A: Yes as an approach, but the legal and inspection systems differ between England, Scotland, Wales, and Northern Ireland. So write “UK-wide principle, nation-specific frameworks.”
Q: How does CQC assess person-centred care?
A: CQC uses the Single Assessment Framework and quality statements, looking at evidence like care plans, involvement, outcomes, feedback, and staff practice. Inspectors expect proof that care adapts to the person.
Q: What is the difference between dignity and respect?
A: Dignity is protecting a person’s worth and privacy; respect is valuing their choices, identity, and voice. In practice, they overlap and show in how you speak, explain, and involve the person.
Q: How does the Mental Capacity Act relate to person-centred care?

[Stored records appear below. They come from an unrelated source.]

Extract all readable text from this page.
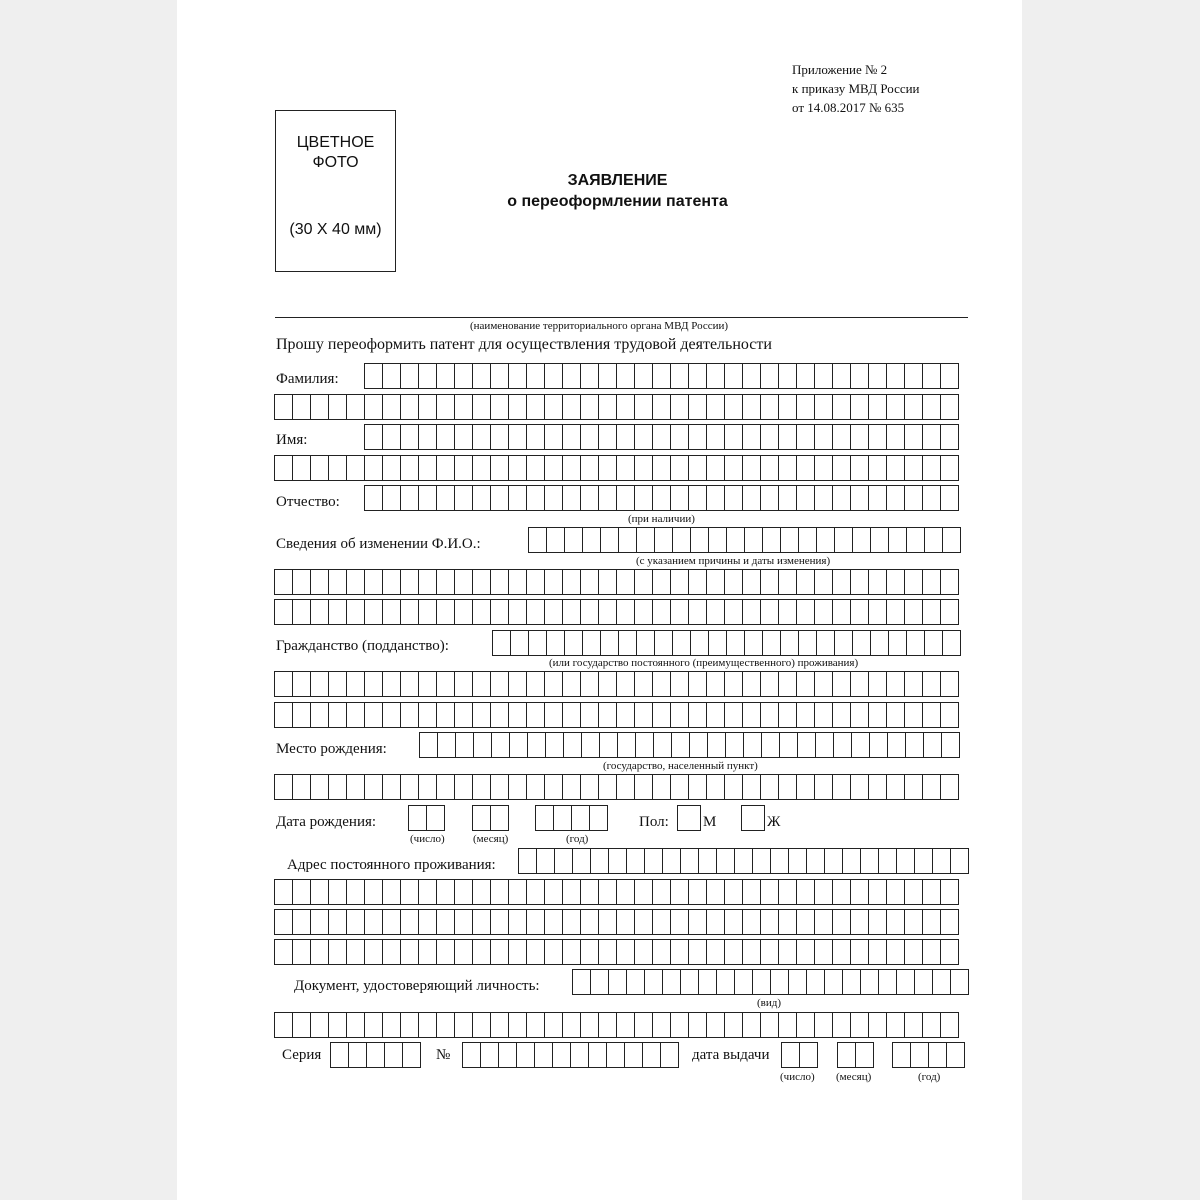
Приложение № 2
к приказу МВД России
от 14.08.2017 № 635
ЦВЕТНОЕ
ФОТО
(30 X 40 мм)
ЗАЯВЛЕНИЕ
о переоформлении патента
(наименование территориального органа МВД России)
Прошу переоформить патент для осуществления трудовой деятельности
Фамилия:
Имя:
Отчество:
(при наличии)
Сведения об изменении Ф.И.О.:
(с указанием причины и даты изменения)
Гражданство (подданство):
(или государство постоянного (преимущественного) проживания)
Место рождения:
(государство, населенный пункт)
Дата рождения:
(число)	(месяц)	(год)
Пол: М	Ж
Адрес постоянного проживания:
Документ, удостоверяющий личность:
(вид)
Серия	№	дата выдачи
(число) (месяц)	(год)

A: It supports involving people in decisions as far as possible and using appropriate processes when someone lacks capacity. In daily care, this means supporting understanding, documenting decisions, and following policy.
Q: What are the 8 person-centred values?
A: They are often listed as individuality, choice, independence, dignity, respect, rights, privacy, and partnership. These values support how you apply the four principles in real work.
Q: What are the 4 Ps of person-centred planning?
A: Different providers use different “P” models. If you mention a 4P model, define it clearly and match it to your course materials so you don’t conflict with assessor expectations.
Q: What are the 4 Cs?
A: “4 Cs” can mean different things in different frameworks. In UK care training, “6 Cs” is also common; always define the version you use and cite your learning source.
Q: Can you fail inspection for poor person-centred care?
A: Yes, if inspectors find care is not responsive, people aren’t involved, plans don’t reflect needs, or dignity is not protected. Person-centred practice is closely linked to safety and quality evidence.
Q: How do I write about this in an assignment?
A: Use one real example per principle, describe what you did, why you did it, and what changed for the person. Keep it specific, factual, and linked to care planning and review.
Q: Why do different websites list different principles?
A: Because “person-centred care” is a broad concept, and organisations use different frameworks (policy, training, inspection). The Health Foundation four-principles model is widely referenced, but it isn’t the only way to structure it.